Le sourire hésitant de Blaise lui révéla toute sa vulnérabilité, un sentiment qu'il était loin d'avoir imaginé provenant du brun.
-Je m'en assure juste…
-Eh bien, tu n'as pas à le faire, le rassura immédiatement Ron. Je veux dire, tu aurais pu être imbuvable ce soir et te faire détester de tout le monde, ou rester dans ton coin, ou te ridiculiser sur la piste en me chantant très faux une chanson d'amour niaise sous les yeux de toute la boîte…
Il hésita un moment, semblant se représenter la scène, avant de sourire simplement.
-Oui, même avec ça, il n'y a aucune chance pour que j'aie honte d'être avec toi. Jamais.

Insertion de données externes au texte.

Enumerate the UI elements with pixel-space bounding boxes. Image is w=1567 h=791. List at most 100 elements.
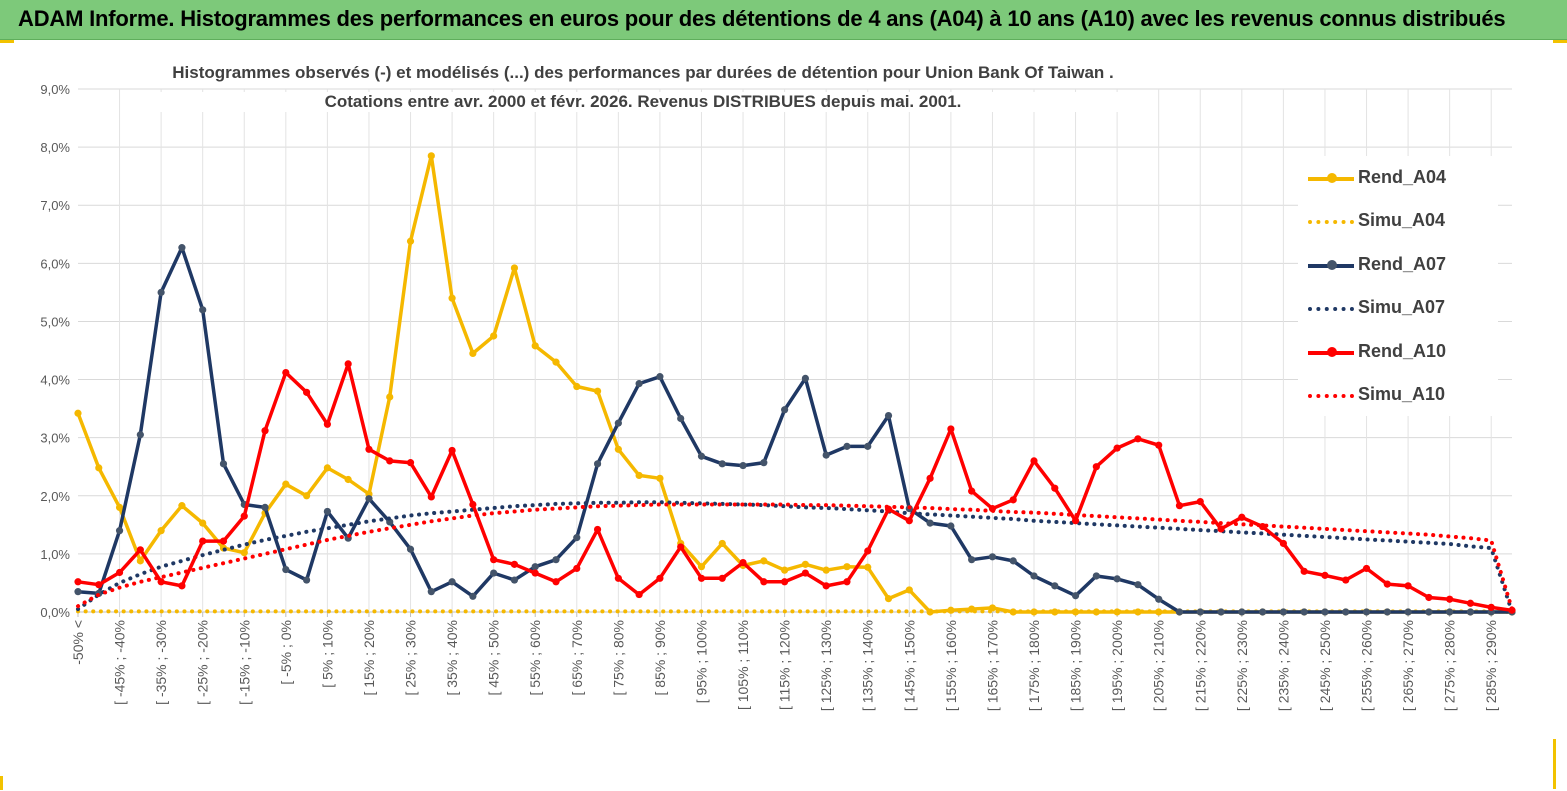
data-point-rend-a07 [677,414,685,423]
legend-item-simu-a07[interactable]: Simu_A07 [1298,286,1498,329]
y-tick-label: 7,0% [40,198,70,213]
legend-item-rend-a07[interactable]: Rend_A07 [1298,243,1498,286]
data-point-rend-a07 [635,380,643,388]
data-point-rend-a10 [781,578,789,586]
data-point-rend-a07 [199,306,207,314]
report-title: ADAM Informe. Histogrammes des performan… [18,6,1506,31]
data-point-rend-a07 [1342,608,1350,616]
data-point-rend-a04 [593,387,602,395]
legend-label: Simu_A10 [1358,383,1446,404]
x-tick-label: [ 65% ; 70% [569,620,585,696]
data-point-rend-a07 [1259,608,1267,616]
data-point-rend-a07 [219,460,228,468]
legend-item-rend-a10[interactable]: Rend_A10 [1298,330,1498,373]
data-point-rend-a10 [1092,463,1100,471]
data-point-rend-a10 [95,581,103,589]
data-point-rend-a10 [136,546,144,554]
series-line-rend-a07 [76,245,1514,614]
data-point-rend-a10 [718,574,726,582]
x-tick-label: [ 185% ; 190% [1068,620,1084,711]
legend-swatch-line [1308,220,1354,225]
data-point-rend-a07 [323,507,331,516]
data-point-rend-a04 [718,539,726,548]
x-tick-label: [ -45% ; -40% [112,620,128,705]
report-banner: ADAM Informe. Histogrammes des performan… [0,0,1567,40]
legend-label: Simu_A07 [1358,297,1446,318]
x-tick-label: -50% < [70,620,86,665]
data-point-rend-a04 [303,492,311,500]
data-point-rend-a07 [136,431,144,439]
data-point-rend-a04 [136,557,144,565]
data-point-rend-a04 [406,237,415,245]
data-point-rend-a10 [365,445,373,453]
x-tick-label: [ 265% ; 270% [1400,620,1416,711]
data-point-rend-a10 [656,574,664,582]
data-point-rend-a04 [573,382,581,391]
legend-item-simu-a10[interactable]: Simu_A10 [1298,373,1498,416]
data-point-rend-a10 [1071,517,1080,525]
legend-swatch-line [1308,307,1354,312]
data-point-rend-a10 [1487,603,1495,611]
data-point-rend-a07 [115,527,124,535]
legend-label: Rend_A04 [1358,167,1447,187]
legend-label: Rend_A07 [1358,253,1447,274]
data-point-rend-a07 [1279,608,1287,616]
data-point-rend-a10 [1300,567,1308,575]
data-point-rend-a10 [199,537,207,545]
x-tick-label: [ 75% ; 80% [610,620,626,696]
data-point-rend-a10 [323,420,331,428]
data-point-rend-a07 [926,519,934,527]
data-point-rend-a10 [905,517,913,525]
data-point-rend-a07 [469,592,477,600]
legend-item-rend-a04[interactable]: Rend_A04 [1298,156,1498,199]
data-point-rend-a10 [1030,457,1038,465]
data-point-rend-a10 [157,578,165,586]
data-point-rend-a07 [593,460,602,468]
data-point-rend-a10 [1155,441,1163,449]
y-tick-label: 1,0% [40,547,70,562]
x-tick-label: [ 245% ; 250% [1317,620,1333,711]
data-point-rend-a10 [864,547,872,555]
y-tick-label: 5,0% [40,314,70,329]
data-point-rend-a07 [365,495,373,503]
data-point-rend-a04 [448,294,456,302]
data-point-rend-a04 [884,595,893,603]
data-point-rend-a10 [1175,502,1184,510]
data-point-rend-a07 [282,565,290,574]
data-point-rend-a10 [926,474,934,482]
data-point-rend-a04 [635,471,643,480]
data-point-rend-a10 [448,446,456,455]
data-point-rend-a07 [406,545,415,553]
data-point-rend-a10 [1446,595,1454,603]
data-point-rend-a04 [905,586,913,594]
data-point-rend-a10 [947,425,955,433]
data-point-rend-a10 [386,457,394,465]
x-tick-label: [ 135% ; 140% [860,620,876,711]
data-point-rend-a07 [968,556,976,564]
data-point-rend-a10 [219,537,228,545]
x-tick-label: [ 115% ; 120% [777,620,793,710]
data-point-rend-a04 [199,519,207,527]
legend-swatch-marker [1327,173,1337,183]
data-point-rend-a07 [760,459,768,467]
data-point-rend-a04 [1134,608,1142,616]
x-tick-label: [ -5% ; 0% [278,620,294,685]
y-tick-label: 9,0% [40,82,70,97]
data-point-rend-a07 [1051,582,1059,590]
y-tick-label: 2,0% [40,489,70,504]
y-tick-label: 0,0% [40,605,70,620]
data-point-rend-a10 [1342,576,1350,584]
legend-item-simu-a04[interactable]: Simu_A04 [1298,199,1498,242]
data-point-rend-a07 [1092,572,1100,580]
x-tick-label: [ 285% ; 290% [1483,620,1499,711]
data-point-rend-a04 [178,502,186,510]
data-point-rend-a10 [614,574,622,582]
x-tick-label: [ 125% ; 130% [818,620,834,711]
data-point-rend-a07 [1175,608,1184,616]
data-point-rend-a10 [115,568,124,577]
x-tick-label: [ -15% ; -10% [236,620,252,705]
data-point-rend-a07 [864,442,872,450]
legend-swatch-marker [1327,259,1337,270]
data-point-rend-a07 [531,563,539,571]
data-point-rend-a07 [303,576,311,584]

Le roux appuya ses paroles d'un regard franc, plongeant dans les yeux noirs de son amant, encore hésitants. Et il l'embrassa pour confirmer ses dires, plaquant ses mains contre ses joues pour approfondir leur baiser.
Il finit par le rompre, laissant son front contre celui du brun, ses doigts caressant doucement la base de ses cheveux.
-C'est impossible, lui assura-t-il à nouveau dans un souffle.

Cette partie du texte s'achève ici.